Huck found this very disagreeable and later attempted to escape. The aristocrats attempt at civilization caused Huck to feel slightly offended and as if he didn’t belong. He wasn’t able to enjoy the activities he liked before he was forced to live with these two caretakers. These methods of civilization used against him drove him away from society and to the river. Another aristocratic group is the Shepherdsons and Grangerfords along with their feud. During his stay with the Grangerfords, Huck encountered a feud between two families that was accepted by society.
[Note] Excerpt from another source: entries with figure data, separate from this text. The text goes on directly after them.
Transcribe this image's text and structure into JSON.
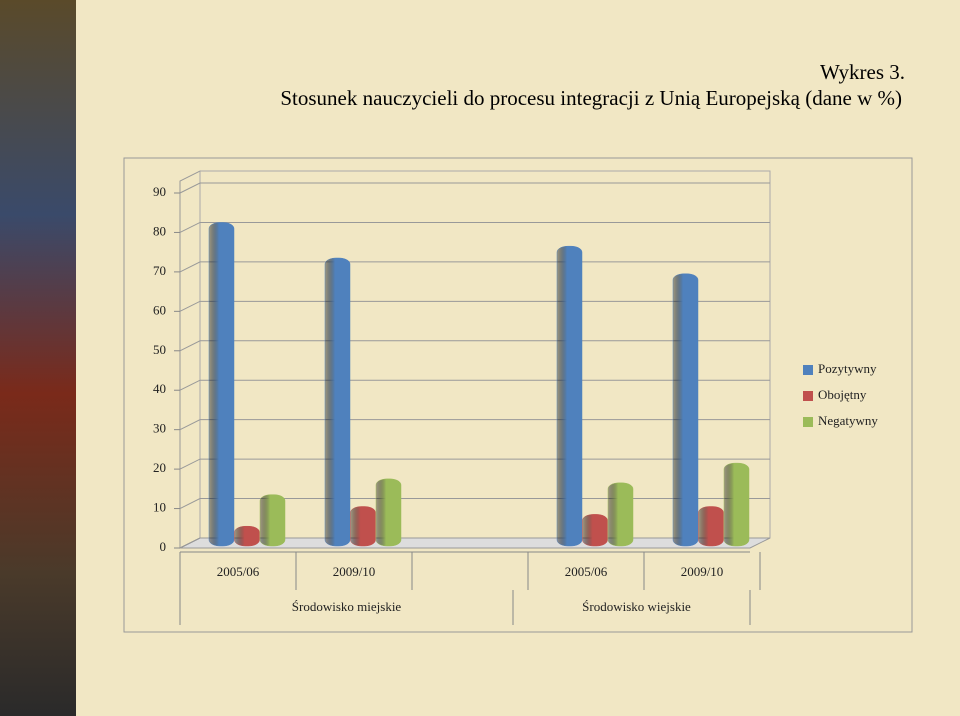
{
  "chart_data": {
    "type": "bar",
    "title": "Wykres 3.",
    "subtitle": "Stosunek nauczycieli do procesu integracji z Unią Europejską (dane w %)",
    "categories": [
      "2005/06",
      "2009/10",
      null,
      "2005/06",
      "2009/10"
    ],
    "groups": [
      "Środowisko miejskie",
      "Środowisko wiejskie"
    ],
    "series": [
      {
        "name": "Pozytywny",
        "color": "#4f81bd",
        "values": [
          81,
          72,
          null,
          75,
          68
        ]
      },
      {
        "name": "Obojętny",
        "color": "#c0504d",
        "values": [
          4,
          9,
          null,
          7,
          9
        ]
      },
      {
        "name": "Negatywny",
        "color": "#9bbb59",
        "values": [
          12,
          16,
          null,
          15,
          20
        ]
      }
    ],
    "ylim": [
      0,
      90
    ],
    "yticks": [
      0,
      10,
      20,
      30,
      40,
      50,
      60,
      70,
      80,
      90
    ],
    "grid": true,
    "legend": "right"
  }
}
Huck experienced many mannerisms of this aristocratic family and was led to believe this way of life was ideal and perfectly normal. One mannerism that stands out to readers is that when the Grangerfords went to church, “the men took their guns along” (120). This shows that the feud and massive killing of each family’s members was accepted by the community and perceived as normal. This experience confuses Huck’s conscience at first, but when he experiences the violence and deaths firsthand, he is driven away from the community. The satire of these two character groups emphasizes the reasons for Huck’s detachment from society. The shady characters and criminals in Huck Finn are satirized for their greed and lack of morals; this satire emphasizes everything wrong with the society around Huck.
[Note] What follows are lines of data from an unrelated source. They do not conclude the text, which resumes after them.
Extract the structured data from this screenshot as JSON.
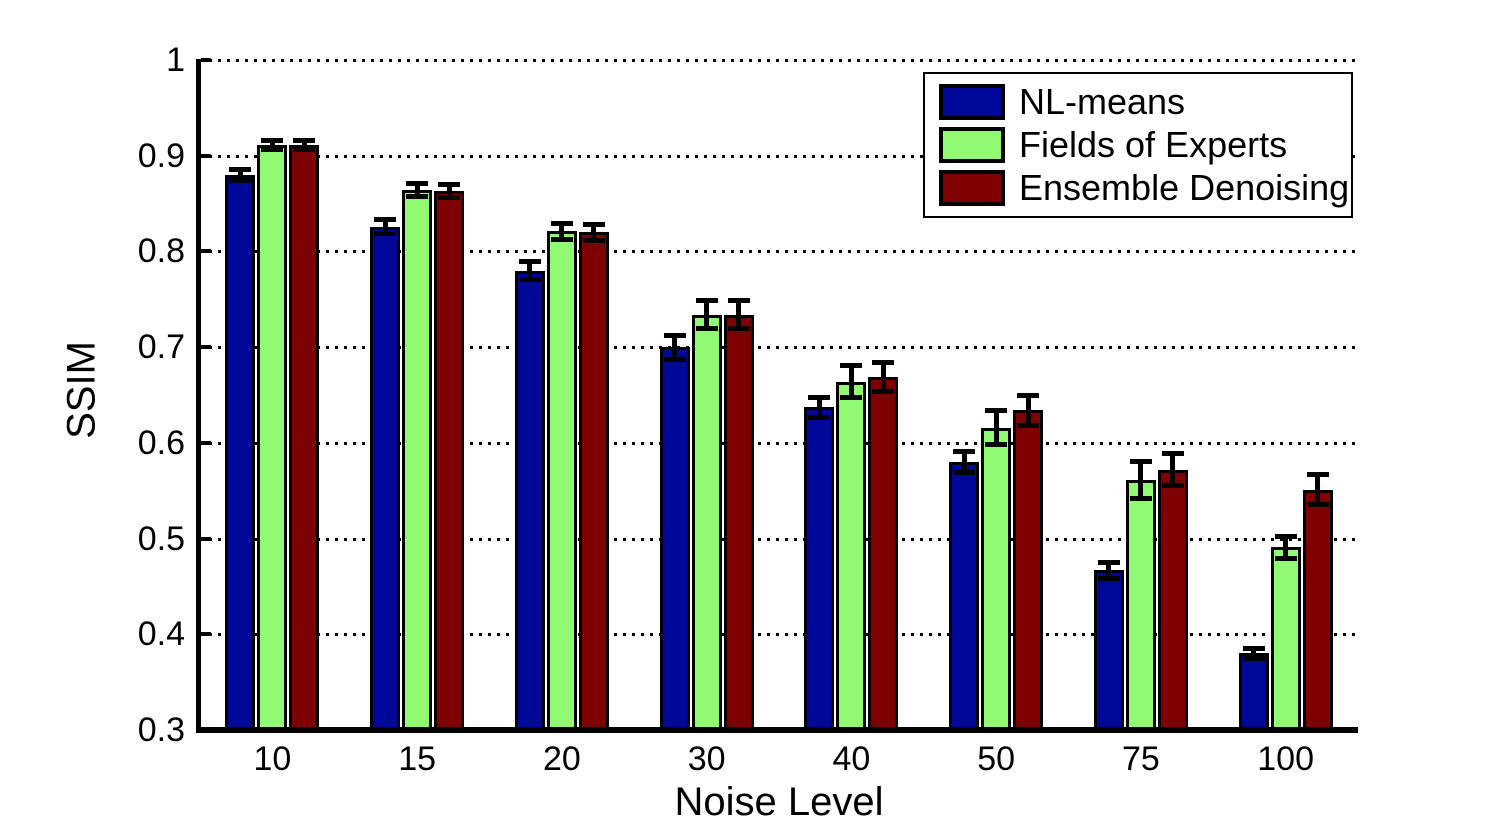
{
  "figure": {
    "background": "#FFFFFF",
    "axis_color": "#000000"
  },
  "chart_data": {
    "type": "bar",
    "title": "",
    "xlabel": "Noise Level",
    "ylabel": "SSIM",
    "ylim": [
      0.3,
      1.0
    ],
    "yticks": [
      0.3,
      0.4,
      0.5,
      0.6,
      0.7,
      0.8,
      0.9,
      1
    ],
    "ytick_labels": [
      "0.3",
      "0.4",
      "0.5",
      "0.6",
      "0.7",
      "0.8",
      "0.9",
      "1"
    ],
    "categories": [
      "10",
      "15",
      "20",
      "30",
      "40",
      "50",
      "75",
      "100"
    ],
    "grid": "horizontal-dotted",
    "legend_position": "top-right-inside",
    "bar_edge_color": "#000000",
    "error_bar_color": "#000000",
    "series": [
      {
        "name": "NL-means",
        "color": "#000899",
        "values": [
          0.88,
          0.826,
          0.78,
          0.7,
          0.637,
          0.58,
          0.467,
          0.38
        ],
        "errors": [
          0.006,
          0.008,
          0.01,
          0.013,
          0.011,
          0.011,
          0.009,
          0.006
        ]
      },
      {
        "name": "Fields of Experts",
        "color": "#8FFA72",
        "values": [
          0.911,
          0.864,
          0.821,
          0.734,
          0.664,
          0.616,
          0.561,
          0.491
        ],
        "errors": [
          0.005,
          0.007,
          0.009,
          0.015,
          0.017,
          0.018,
          0.02,
          0.012
        ]
      },
      {
        "name": "Ensemble Denoising",
        "color": "#7E0000",
        "values": [
          0.911,
          0.863,
          0.82,
          0.734,
          0.669,
          0.634,
          0.572,
          0.551
        ],
        "errors": [
          0.005,
          0.007,
          0.009,
          0.015,
          0.016,
          0.016,
          0.017,
          0.016
        ]
      }
    ]
  }
}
In the novel, two con artists pose as a duke and a king to rip off towns for money. The two criminals take their work to a small town and stage a fake play. The fake play is called the Royal Nonesuch and is set up to be a comedy, but the con artists end up taking the citizens money by leaving during the middle of the show (162-167). The two con artists only get worse as they travel to yet another town further down the river and learn of a rich family with a deceased sibling. The two con artists pretend to be brothers within the family and attempt to steal the family fortune from two sisters (173-176). These nefarious deeds are appalling to Huck and he desperately tries to right the wrongs of his evil acquaintances.
The con artists disgust Huck and he is able to realize the evils of society firsthand. These two characters are characterized as greed driven and lacking morals, which eventually leads to their downfall. Their satire emphasizes the darker side of society and helps readers understand why Huck wishes to escape this society. Mark Twain is able to effectively use satire to emphasize his social commentary in Huck Finn. His comedic approach to the characterization of aristocrats, rural citizens, and con artists allows him to show the effect of society on Huck and how each group molds his conscience.
These groups’ actions shape Huck’s view of society. This satire also reflects ideas in the real world and makes the book able to be applied generally to modern situations. Huck Finn is a book in which the satire and characterization used by Mark Twain reinforces his main social commentary.